Keras and its quantized variants
Keras and the quantization library QKeras are well supported in hls4ml
. Both Keras v2 (tf.keras
) and the new Keras v3 are supported. While the Keras v2 support is based on parsing the serialized json representation of the model, the Keras v3 support uses direct model inspection.
Currently, hls4ml
can parse most Keras layers, including core layers, convolutional layers, pooling layers, recurrent layers, merging/reshaping layers and activation layers, implemented either via sequential or functional API. Notably missing are the attention and normalization layers. The Lambda
layers don’t save their state in the serialized format and are thus impossible to parse. In this case, the Lambda
layers can be implemented as custom layers and parsed via the Extension API.
The data_format='channels_first'
parameter of Keras layers is supported, but not extensively tested. All HLS implementations in hls4ml
are based on channels_last
data format and need to be converted to that format before the HLS code can be emitted.

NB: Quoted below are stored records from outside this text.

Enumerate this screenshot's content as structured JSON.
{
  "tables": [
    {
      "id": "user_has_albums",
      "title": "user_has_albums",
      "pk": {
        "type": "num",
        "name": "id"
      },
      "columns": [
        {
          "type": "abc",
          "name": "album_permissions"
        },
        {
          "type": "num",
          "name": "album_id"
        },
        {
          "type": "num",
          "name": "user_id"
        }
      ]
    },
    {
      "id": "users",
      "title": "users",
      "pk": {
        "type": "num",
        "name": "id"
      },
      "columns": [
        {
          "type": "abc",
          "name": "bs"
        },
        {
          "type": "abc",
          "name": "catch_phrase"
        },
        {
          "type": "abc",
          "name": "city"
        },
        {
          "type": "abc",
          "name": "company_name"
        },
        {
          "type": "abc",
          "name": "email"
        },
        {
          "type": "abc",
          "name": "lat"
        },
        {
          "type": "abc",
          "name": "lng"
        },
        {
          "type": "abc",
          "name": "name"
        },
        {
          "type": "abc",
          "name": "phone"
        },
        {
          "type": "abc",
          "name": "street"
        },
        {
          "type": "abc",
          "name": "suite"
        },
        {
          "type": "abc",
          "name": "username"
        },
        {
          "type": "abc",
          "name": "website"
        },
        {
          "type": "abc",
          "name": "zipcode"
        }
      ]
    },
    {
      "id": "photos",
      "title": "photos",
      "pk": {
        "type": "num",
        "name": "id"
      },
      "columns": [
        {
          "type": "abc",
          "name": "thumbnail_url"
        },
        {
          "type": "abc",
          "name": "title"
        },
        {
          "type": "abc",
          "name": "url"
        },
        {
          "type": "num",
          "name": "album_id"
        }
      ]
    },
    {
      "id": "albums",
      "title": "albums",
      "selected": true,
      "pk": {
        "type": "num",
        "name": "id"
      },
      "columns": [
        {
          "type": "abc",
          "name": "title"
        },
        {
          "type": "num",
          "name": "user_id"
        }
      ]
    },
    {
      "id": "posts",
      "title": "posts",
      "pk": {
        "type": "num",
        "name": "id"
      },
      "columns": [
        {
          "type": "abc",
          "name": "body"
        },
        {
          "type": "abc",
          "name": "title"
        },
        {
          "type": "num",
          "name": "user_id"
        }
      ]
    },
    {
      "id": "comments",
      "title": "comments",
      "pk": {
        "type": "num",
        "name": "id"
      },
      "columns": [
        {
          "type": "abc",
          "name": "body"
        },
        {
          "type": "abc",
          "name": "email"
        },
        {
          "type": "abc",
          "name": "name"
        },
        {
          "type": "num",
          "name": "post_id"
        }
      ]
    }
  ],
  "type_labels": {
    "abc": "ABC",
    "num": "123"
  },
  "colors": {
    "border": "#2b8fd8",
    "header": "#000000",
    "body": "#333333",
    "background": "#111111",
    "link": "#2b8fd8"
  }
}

We encourage users of channels_first
to report their experiences to developers on GitHub.
- QKeras
The equivalent QKeras API and its quantizers are also supported by
hls4ml
. QKeras is not compatible with Keras v3. Currently, only HGQ2 is compatible with Keras v3 (see below).
- HGQ
The equivalent HGQ API is also supported. HGQ is not compatible with Keras v3. See advanced/HGQ for more information.
- HGQ2
HGQ2 is based on Keras v3. Its support in hls4ml is currently under development.
The development team of hls4ml
is currently exploring options for QKeras alternative and will provide a drop-in replacement API compatible with Keras v3.